Раскачивался подвешенный на крюк фонарь, колыхалось за закопченным стеклом пламя, метались, дергались по стенам и сводам тени.
…Но собрался с духом, плеть прихватил и подошел к покойному. А тот еще дышал. Януш его на телегу положил, а лошадь не идет. А еще слуга разглядел на краю разрытой могилы кубок, серебрился тот под луной, и лопата воткнута была, а камень на сторону повернут. Землей сырой воняло, не приведи Господи, такие страсти. Так Януш коня выпряг и охлюпкой домой погнал, Антосе сказывать. Ни телеги, ни яблок хозяйских не пожалел. Вообще-то, брать чужое у лейтвинов не в обычае, хотя сейчас переменилось многое… Так вот, могилу раскапывать смысла нет раньше полуночи, не дастся клад. А тогда октябрь уже был, светает поздно. Хотя жара тогда стояла – как в августе, но все равно ночью уже не то. Вот и выходит, пан Ведрич пролежал под крестом часа четыре, не меньше, и перемерзнуть должен был здорово. Антя по секрету надеялась, что он в Воле болеть останется, и она за ним ухаживать станет. Он ей сразу глянулся. Юле, кстати, тоже глянулся, только кто ж о младшей сестре подумает… А этот не чихнул даже. Все с него, как с гуся вода. И в окошко к Анте после лазил. А могилу раскапывал из-за клада непременно. Потому как не сказать, чтоб очень богатый, хотя обхождение имел княжеское. Уж на что Бирутка злющая, а и к той ключик нашел. Чтобы клад взять, надо после полуночи могилу вскрыть, навья серебром или крестом пугануть и место его занять. И не пускать в могилу до петухов, пока тот не пообещает клад отдать. Только, видно, не повезло Алесю. Навка сильно шустрая попалась. Ладно, хоть уцелел… И нечего хмыкать, раскипятилась на писаря панна Легнич. Можно подумать, в Шеневальде покойники не подымаются.

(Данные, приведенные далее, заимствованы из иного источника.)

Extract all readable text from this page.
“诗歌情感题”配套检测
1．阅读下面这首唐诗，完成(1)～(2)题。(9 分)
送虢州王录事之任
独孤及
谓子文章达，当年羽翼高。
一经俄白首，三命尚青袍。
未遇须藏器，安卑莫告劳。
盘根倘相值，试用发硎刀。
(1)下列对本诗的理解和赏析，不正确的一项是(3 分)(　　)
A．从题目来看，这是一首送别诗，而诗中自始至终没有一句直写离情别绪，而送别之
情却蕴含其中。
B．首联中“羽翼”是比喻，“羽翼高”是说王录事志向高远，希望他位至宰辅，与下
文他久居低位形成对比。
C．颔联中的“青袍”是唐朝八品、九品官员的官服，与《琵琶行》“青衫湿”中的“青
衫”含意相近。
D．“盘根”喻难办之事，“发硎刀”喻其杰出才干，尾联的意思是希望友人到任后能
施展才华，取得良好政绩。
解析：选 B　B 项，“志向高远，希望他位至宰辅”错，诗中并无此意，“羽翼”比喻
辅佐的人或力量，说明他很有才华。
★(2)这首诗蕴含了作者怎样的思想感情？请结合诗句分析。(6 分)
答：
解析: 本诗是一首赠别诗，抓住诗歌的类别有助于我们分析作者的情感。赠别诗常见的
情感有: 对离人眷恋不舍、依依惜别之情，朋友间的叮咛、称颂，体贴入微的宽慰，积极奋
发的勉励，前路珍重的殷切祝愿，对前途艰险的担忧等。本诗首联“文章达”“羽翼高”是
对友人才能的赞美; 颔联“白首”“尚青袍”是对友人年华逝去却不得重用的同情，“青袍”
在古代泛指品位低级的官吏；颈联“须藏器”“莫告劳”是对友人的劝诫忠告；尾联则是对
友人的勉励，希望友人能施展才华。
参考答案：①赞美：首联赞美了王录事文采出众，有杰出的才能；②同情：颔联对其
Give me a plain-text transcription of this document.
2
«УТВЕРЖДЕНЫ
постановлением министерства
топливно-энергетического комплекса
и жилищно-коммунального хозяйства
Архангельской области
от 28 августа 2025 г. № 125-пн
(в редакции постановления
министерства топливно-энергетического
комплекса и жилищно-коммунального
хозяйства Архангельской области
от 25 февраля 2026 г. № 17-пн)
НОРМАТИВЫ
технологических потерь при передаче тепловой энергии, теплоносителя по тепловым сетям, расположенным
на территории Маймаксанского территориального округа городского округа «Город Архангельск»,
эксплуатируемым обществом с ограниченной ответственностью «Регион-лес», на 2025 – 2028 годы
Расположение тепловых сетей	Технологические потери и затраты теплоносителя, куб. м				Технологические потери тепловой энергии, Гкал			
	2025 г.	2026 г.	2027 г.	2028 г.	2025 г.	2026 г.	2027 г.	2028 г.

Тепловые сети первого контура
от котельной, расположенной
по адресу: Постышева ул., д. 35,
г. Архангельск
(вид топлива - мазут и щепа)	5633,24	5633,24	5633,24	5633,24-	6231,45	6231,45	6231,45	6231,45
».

Как ни странно, именно удивление помогло ему овладеть собой. И Айзенвальд совершенно спокойно выслушал, что могила оказалась пуста, если не считать гнилых разломанных досок домовины да нескольких лоскутков одежды либо савана. Вроде место глухое, а все одно в окрестностях про то много судачили. Но недолго. Похоже, рты им всем кто-то заткнул. Что сталось с покойной и была ли она вообще, все трое: Антя, Гивойтос и Ведрич – молчали. Если вообще знали. Только дядька на второй день от появления в доме Алеся могилу зарыл и камень на место вернул. А в ночь до этого они куда-то уезжали, Юля обычно спит крепко, но тогда ее снедало любопытство, и она подглядывала и подслушивала. Но вдогон за мужчинами не отправилась, они ускакали верхами чуть прежде полуночи, будто черти за ними гнались. А утром вели себя, как ни в чем не бывало. Тогда же, распаляя Юлькино воображение, явились в их доме странные богомолицы.
Ничего нового, отличного от того, что генерал уже прочитал в бумагах, Юля о гостьях не сказала. Утомительный допрос подходил к концу. Про двубой между паном Ведричем и дядькой младшая панна Легнич знала немногое. То, что подсмотрела и подслушала. Мертвым Гивойтоса сестры не видели и не хоронили, просто темной ночью через год примерно после своего первого явления в Воле Алесь тихонько постучал в шибу. Дело привычное, несмотря на ворчание дядьки, Ведрич с Антей встречались, и та замуж за него идти уперлась, на козе не объедешь. Но когда Александр появился в этот раз, об амурах речи не шло. Рубаха у него на груди вся была залита кровью. По его словам, они с дядькой стрелялись с десяти шагов, а потом Алесь кинулся к нему поддержать, думал, тот только ранен. Там и выпачкался. Антося-скромница рубаху кинула в печь, дала Ведричу Янушевы лохмотья переодеться и тут же от дома жениху отказала. Панна! Что не помешало его потом хоронить. На осторожный вопрос, не пришлось ли панне Юле позже с покойным встречаться, она покрутила пальцем у лба: может, две глупые девки, да стряпуха, да слуга-полудурок мертвого от живого не отличат, произнесла она саркастически, но тело же паны из полиции осматривали. Неужто пан генерал в них сомневается.
И тянули же Прохора черти за язык!…
Айзенвальд уточнил некоторые детали о Гивойтосе.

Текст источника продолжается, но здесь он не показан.